We herd into investments too, it was real estate 4-5 years back, bitcoin last year and midcap funds this year

For a bubble to break there is no need for anything, like the proverbial last straw on a camels back, bubbles collapse on its own weight

So as an investor how to prepare our minds for long term ?

Investments are a vehicle to reach your goals and are not a game to maximise returns quickly. Would you hop in and hop off twenty different vehicles to reach your destination or take a direct flight ?

Investments are for your children’s education, your retirement, your wish for the good things of life like travel. It is for important goals so that we don’t have to depend on charity of others im old age and to educate our children in a better way. If we think about money this way, neither would we stand in queues infront of a store to buy something that we were perfectly fine without till the day before.

We are wired for short term flight or fight response which makes long term thinking difficult. Which is why so little people meet success in investing. We herd into investments at the wrong time and exit at the wrong time too.

Media plays a large part in it as bad news sells more than good news. You will never see a headline that says this investor made a fortune by being in it for the long term and not herding.

Successful investing is simple but not easy as it requires us to not move in and out of investments on short term performance.
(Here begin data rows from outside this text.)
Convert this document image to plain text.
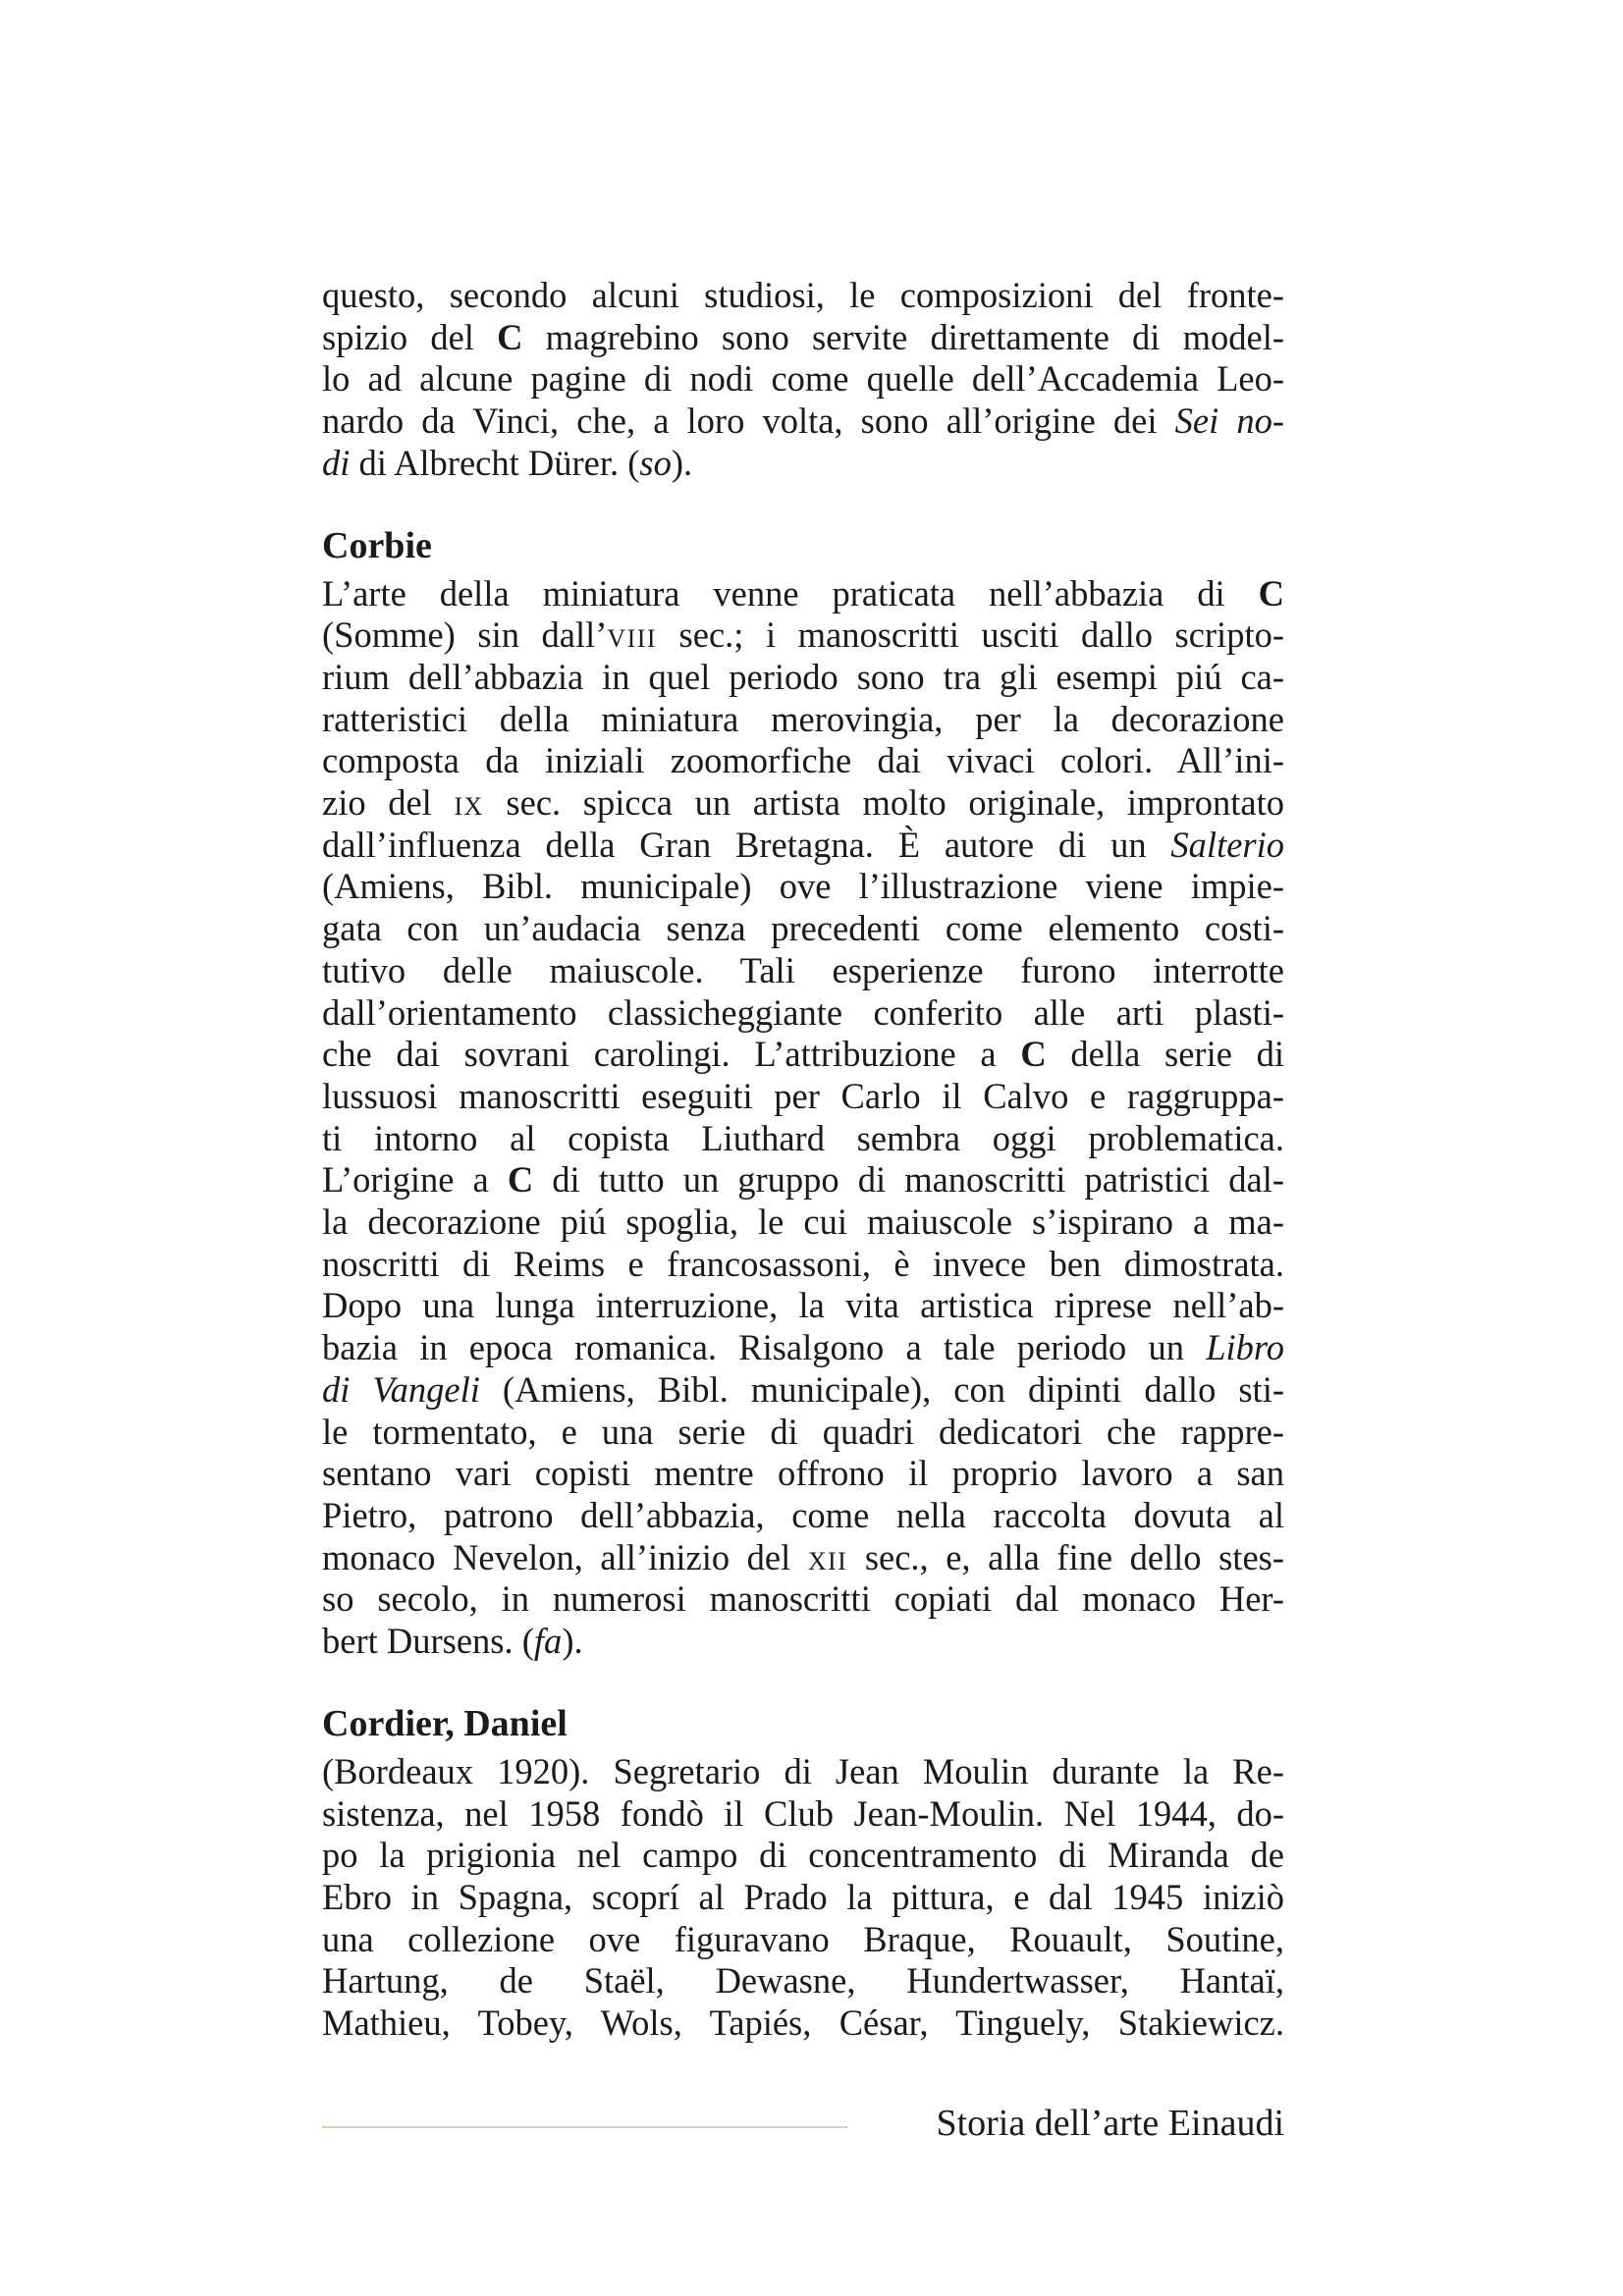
questo, secondo alcuni studiosi, le composizioni del fronte-
spizio del C magrebino sono servite direttamente di model-
lo ad alcune pagine di nodi come quelle dell’Accademia Leo-
nardo da Vinci, che, a loro volta, sono all’origine dei Sei no-
di di Albrecht Dürer. (so).
Corbie
L’arte della miniatura venne praticata nell’abbazia di C
(Somme) sin dall’viii sec.; i manoscritti usciti dallo scripto-
rium dell’abbazia in quel periodo sono tra gli esempi piú ca-
ratteristici della miniatura merovingia, per la decorazione
composta da iniziali zoomorfiche dai vivaci colori. All’ini-
zio del ix sec. spicca un artista molto originale, improntato
dall’influenza della Gran Bretagna. È autore di un Salterio
(Amiens, Bibl. municipale) ove l’illustrazione viene impie-
gata con un’audacia senza precedenti come elemento costi-
tutivo delle maiuscole. Tali esperienze furono interrotte
dall’orientamento classicheggiante conferito alle arti plasti-
che dai sovrani carolingi. L’attribuzione a C della serie di
lussuosi manoscritti eseguiti per Carlo il Calvo e raggruppa-
ti intorno al copista Liuthard sembra oggi problematica.
L’origine a C di tutto un gruppo di manoscritti patristici dal-
la decorazione piú spoglia, le cui maiuscole s’ispirano a ma-
noscritti di Reims e francosassoni, è invece ben dimostrata.
Dopo una lunga interruzione, la vita artistica riprese nell’ab-
bazia in epoca romanica. Risalgono a tale periodo un Libro
di Vangeli (Amiens, Bibl. municipale), con dipinti dallo sti-
le tormentato, e una serie di quadri dedicatori che rappre-
sentano vari copisti mentre offrono il proprio lavoro a san
Pietro, patrono dell’abbazia, come nella raccolta dovuta al
monaco Nevelon, all’inizio del xii sec., e, alla fine dello stes-
so secolo, in numerosi manoscritti copiati dal monaco Her-
bert Dursens. (fa).
Cordier, Daniel
(Bordeaux 1920). Segretario di Jean Moulin durante la Re-
sistenza, nel 1958 fondò il Club Jean-Moulin. Nel 1944, do-
po la prigionia nel campo di concentramento di Miranda de
Ebro in Spagna, scoprí al Prado la pittura, e dal 1945 iniziò
una collezione ove figuravano Braque, Rouault, Soutine,
Hartung, de Staël, Dewasne, Hundertwasser, Hantaï,
Mathieu, Tobey, Wols, Tapiés, César, Tinguely, Stakiewicz.
Storia dell’arte Einaudi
Successful investing is more like farming if it takes 1o years for a mango tree to grow it will take 10 years, you can’t plant a tree today and expect fruits in 3 months. But once it is grown then it will give fruits for decades.

One easy way to beat short term outlook is not to look at our investments regularly,

Another way to avoid herding is to invest regularly so that you build wealth and you are not too bothered about short term fluctuations. This takes the trouble out of investing but remember this is for goals at least a decade away and not a money making machine where SIP’s go into one end and high returns comes out 2-3 or even 5 years later.

Hope you are part of the small set of people who invest for the long haul and avoid herds.